There were 10 of us in this group of friends, but we lost Becky in July (during our last girls weekend). Half of us have been friends since middle school/high school and the other half we picked up along the way and adopted into our group. We get together throughout the year as we can for movies, vacations, dinner. Some of us live closer than others, some work full time and so it just depends on who is available. We all know we are welcome though.
Last weekend 5 out of the 9 of us were able to go. On Friday we met up at a cider mill that had a hard apple cider tasting room. A new experience for all of us. Then we headed to the cabin, had a nice dinner and relaxed that evening. There was reading, crocheting and we even watched a movie. Something we NEVER do on a girls weekend. We stayed up late into the night talking about Becky and more serious things. Saturday we went to Dow Gardens & Whiting Forest and it was gorgeous. (I’ll make a separate post about that place soon.) We went to dinner, sat around a bonfire for awhile and had another quiet evening at the cabin, again staying up late to talk.
It was a big change from our usual weekends where we stay up late giggling, drinking and taking silly pictures.
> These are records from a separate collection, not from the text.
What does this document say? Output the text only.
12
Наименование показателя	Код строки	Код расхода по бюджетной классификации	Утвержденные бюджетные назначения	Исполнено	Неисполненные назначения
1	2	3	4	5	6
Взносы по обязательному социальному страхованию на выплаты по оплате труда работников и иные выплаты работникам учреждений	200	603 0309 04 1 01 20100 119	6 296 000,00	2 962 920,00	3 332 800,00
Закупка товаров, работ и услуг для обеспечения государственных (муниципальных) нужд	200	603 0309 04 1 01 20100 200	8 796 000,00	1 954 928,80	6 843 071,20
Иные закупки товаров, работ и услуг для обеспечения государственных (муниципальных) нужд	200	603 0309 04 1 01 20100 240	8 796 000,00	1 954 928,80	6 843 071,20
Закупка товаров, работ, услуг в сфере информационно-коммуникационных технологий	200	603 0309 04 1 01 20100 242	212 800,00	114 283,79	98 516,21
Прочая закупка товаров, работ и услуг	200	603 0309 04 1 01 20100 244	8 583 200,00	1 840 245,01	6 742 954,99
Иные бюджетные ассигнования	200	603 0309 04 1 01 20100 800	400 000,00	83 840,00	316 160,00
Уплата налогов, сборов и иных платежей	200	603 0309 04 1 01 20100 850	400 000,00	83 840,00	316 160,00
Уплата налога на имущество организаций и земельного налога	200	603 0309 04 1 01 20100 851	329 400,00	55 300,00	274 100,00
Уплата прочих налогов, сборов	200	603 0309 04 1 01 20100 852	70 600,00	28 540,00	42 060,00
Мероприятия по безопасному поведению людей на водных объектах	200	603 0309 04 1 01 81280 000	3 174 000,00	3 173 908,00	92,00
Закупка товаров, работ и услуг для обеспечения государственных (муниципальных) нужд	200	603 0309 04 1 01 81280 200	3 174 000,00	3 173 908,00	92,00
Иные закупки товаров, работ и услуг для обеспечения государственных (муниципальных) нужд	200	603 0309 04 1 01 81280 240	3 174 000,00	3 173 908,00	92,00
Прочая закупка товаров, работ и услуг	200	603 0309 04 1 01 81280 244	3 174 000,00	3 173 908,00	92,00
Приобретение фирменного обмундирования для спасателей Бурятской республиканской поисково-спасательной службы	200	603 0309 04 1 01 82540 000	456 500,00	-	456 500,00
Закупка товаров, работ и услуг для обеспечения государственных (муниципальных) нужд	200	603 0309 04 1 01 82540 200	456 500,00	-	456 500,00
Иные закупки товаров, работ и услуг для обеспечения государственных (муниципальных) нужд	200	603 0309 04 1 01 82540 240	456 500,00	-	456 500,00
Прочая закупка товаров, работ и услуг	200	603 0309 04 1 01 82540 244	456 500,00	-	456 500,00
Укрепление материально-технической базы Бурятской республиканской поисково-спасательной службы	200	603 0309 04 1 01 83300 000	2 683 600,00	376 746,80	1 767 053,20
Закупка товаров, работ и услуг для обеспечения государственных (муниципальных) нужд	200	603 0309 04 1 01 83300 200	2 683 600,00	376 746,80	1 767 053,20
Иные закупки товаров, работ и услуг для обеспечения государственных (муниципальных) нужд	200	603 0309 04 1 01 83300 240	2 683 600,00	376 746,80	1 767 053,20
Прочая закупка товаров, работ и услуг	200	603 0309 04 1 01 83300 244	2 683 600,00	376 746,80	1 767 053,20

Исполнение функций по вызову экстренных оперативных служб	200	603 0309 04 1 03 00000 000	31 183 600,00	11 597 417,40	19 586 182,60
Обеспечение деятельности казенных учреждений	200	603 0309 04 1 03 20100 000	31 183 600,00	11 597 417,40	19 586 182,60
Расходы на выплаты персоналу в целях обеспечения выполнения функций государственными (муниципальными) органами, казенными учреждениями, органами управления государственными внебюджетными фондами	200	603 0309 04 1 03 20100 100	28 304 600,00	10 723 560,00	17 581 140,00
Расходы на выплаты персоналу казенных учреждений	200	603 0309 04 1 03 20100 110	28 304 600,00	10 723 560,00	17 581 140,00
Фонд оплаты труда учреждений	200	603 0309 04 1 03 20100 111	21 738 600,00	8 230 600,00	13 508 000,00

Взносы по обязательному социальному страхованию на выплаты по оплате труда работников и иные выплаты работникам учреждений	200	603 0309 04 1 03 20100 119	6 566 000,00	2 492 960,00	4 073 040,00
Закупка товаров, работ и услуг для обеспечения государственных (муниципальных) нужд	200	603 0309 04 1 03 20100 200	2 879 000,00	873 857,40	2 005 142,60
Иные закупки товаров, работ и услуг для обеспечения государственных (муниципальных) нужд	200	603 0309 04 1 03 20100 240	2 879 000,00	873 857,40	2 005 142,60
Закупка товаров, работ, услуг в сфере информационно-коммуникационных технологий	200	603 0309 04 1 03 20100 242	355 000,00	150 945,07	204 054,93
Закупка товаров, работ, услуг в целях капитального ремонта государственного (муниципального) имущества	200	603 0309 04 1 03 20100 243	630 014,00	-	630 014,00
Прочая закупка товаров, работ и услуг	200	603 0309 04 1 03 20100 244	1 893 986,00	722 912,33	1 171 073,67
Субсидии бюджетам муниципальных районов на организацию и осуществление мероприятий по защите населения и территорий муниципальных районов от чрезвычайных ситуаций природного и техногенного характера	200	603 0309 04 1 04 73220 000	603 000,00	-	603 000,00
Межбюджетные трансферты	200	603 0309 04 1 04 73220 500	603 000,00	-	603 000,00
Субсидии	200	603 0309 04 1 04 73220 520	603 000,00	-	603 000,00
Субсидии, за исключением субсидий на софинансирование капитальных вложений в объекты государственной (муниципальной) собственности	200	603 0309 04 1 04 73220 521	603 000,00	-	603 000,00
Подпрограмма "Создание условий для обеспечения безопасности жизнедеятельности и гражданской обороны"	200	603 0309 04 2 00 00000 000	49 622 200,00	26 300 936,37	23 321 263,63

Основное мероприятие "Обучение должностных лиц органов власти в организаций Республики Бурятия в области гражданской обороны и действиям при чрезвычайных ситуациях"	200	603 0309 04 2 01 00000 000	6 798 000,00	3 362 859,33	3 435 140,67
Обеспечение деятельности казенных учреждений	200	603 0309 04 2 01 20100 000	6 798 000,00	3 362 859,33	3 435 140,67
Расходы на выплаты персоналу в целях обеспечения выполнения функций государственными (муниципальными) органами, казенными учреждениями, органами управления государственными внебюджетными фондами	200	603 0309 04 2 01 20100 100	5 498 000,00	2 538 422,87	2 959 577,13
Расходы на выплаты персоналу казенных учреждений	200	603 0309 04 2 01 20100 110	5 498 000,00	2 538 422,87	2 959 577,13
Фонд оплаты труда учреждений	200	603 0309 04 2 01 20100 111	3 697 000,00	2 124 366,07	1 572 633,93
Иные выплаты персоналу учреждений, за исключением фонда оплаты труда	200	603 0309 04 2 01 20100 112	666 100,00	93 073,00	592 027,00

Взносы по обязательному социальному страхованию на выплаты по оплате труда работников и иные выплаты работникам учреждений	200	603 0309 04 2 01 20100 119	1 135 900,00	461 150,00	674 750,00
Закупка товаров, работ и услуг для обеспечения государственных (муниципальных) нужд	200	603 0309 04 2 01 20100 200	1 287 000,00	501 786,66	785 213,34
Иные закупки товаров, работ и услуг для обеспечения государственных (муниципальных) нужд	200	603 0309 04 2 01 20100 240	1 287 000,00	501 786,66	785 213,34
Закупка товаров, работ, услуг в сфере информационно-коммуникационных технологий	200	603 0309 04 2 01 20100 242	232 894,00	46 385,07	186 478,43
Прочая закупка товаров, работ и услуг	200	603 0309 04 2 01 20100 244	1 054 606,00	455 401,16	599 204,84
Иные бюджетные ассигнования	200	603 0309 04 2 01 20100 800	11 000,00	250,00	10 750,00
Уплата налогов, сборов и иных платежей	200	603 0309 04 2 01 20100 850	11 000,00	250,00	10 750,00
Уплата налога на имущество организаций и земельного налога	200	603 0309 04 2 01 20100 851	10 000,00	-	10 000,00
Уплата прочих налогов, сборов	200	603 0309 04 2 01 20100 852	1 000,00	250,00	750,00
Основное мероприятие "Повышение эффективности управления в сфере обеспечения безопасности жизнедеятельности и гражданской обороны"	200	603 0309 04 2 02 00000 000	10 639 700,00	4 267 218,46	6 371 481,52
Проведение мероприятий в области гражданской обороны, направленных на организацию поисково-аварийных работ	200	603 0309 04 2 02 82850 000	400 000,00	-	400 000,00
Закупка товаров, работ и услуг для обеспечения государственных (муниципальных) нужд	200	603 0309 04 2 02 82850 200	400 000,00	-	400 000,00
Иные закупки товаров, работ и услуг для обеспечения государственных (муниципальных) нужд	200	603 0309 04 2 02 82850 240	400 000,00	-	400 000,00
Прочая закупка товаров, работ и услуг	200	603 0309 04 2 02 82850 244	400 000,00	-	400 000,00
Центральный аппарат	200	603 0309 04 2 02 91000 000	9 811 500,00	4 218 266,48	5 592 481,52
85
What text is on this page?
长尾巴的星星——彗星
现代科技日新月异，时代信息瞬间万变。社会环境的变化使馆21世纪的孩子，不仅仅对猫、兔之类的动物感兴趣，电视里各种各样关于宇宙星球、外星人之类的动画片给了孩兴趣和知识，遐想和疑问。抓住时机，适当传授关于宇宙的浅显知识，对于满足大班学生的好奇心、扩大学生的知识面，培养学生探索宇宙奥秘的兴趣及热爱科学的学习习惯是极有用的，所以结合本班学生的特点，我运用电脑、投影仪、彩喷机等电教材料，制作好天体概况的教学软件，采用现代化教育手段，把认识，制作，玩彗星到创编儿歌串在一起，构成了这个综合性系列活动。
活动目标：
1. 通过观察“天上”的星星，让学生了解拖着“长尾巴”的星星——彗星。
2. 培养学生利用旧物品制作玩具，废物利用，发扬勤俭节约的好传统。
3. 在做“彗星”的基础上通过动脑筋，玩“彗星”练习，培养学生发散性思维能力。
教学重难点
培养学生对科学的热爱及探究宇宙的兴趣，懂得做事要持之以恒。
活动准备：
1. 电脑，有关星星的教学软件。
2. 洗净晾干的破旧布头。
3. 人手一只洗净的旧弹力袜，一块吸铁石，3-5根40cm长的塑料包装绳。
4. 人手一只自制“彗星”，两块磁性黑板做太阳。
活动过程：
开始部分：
We typically do or say things that we tease each other about for the next year! Things we aren’t allowed to talk about with anyone else. Last weekend was much quieter. It wasn’t something we talked about or planned, no one said ” I don’t feel like playing a game” or ” I don’t want to get drunk and silly”. It’s like we all felt the same way inside and didn’t even have to express it to each other. I think we all just needed a weekend with each other to help heal us, not a wild and crazy kinda one.
I know we will get back to our more typical weekends. We will be silly again and talk about Becky and laugh at her antics instead of tear up. We will smile at her memory and make new memories of our own. The cloud will lift naturally, it will just take time. I came home last weekend feeling relaxed and grateful for my friendships. Maybe it wasn’t what I had expected but I think it was exactly what I needed.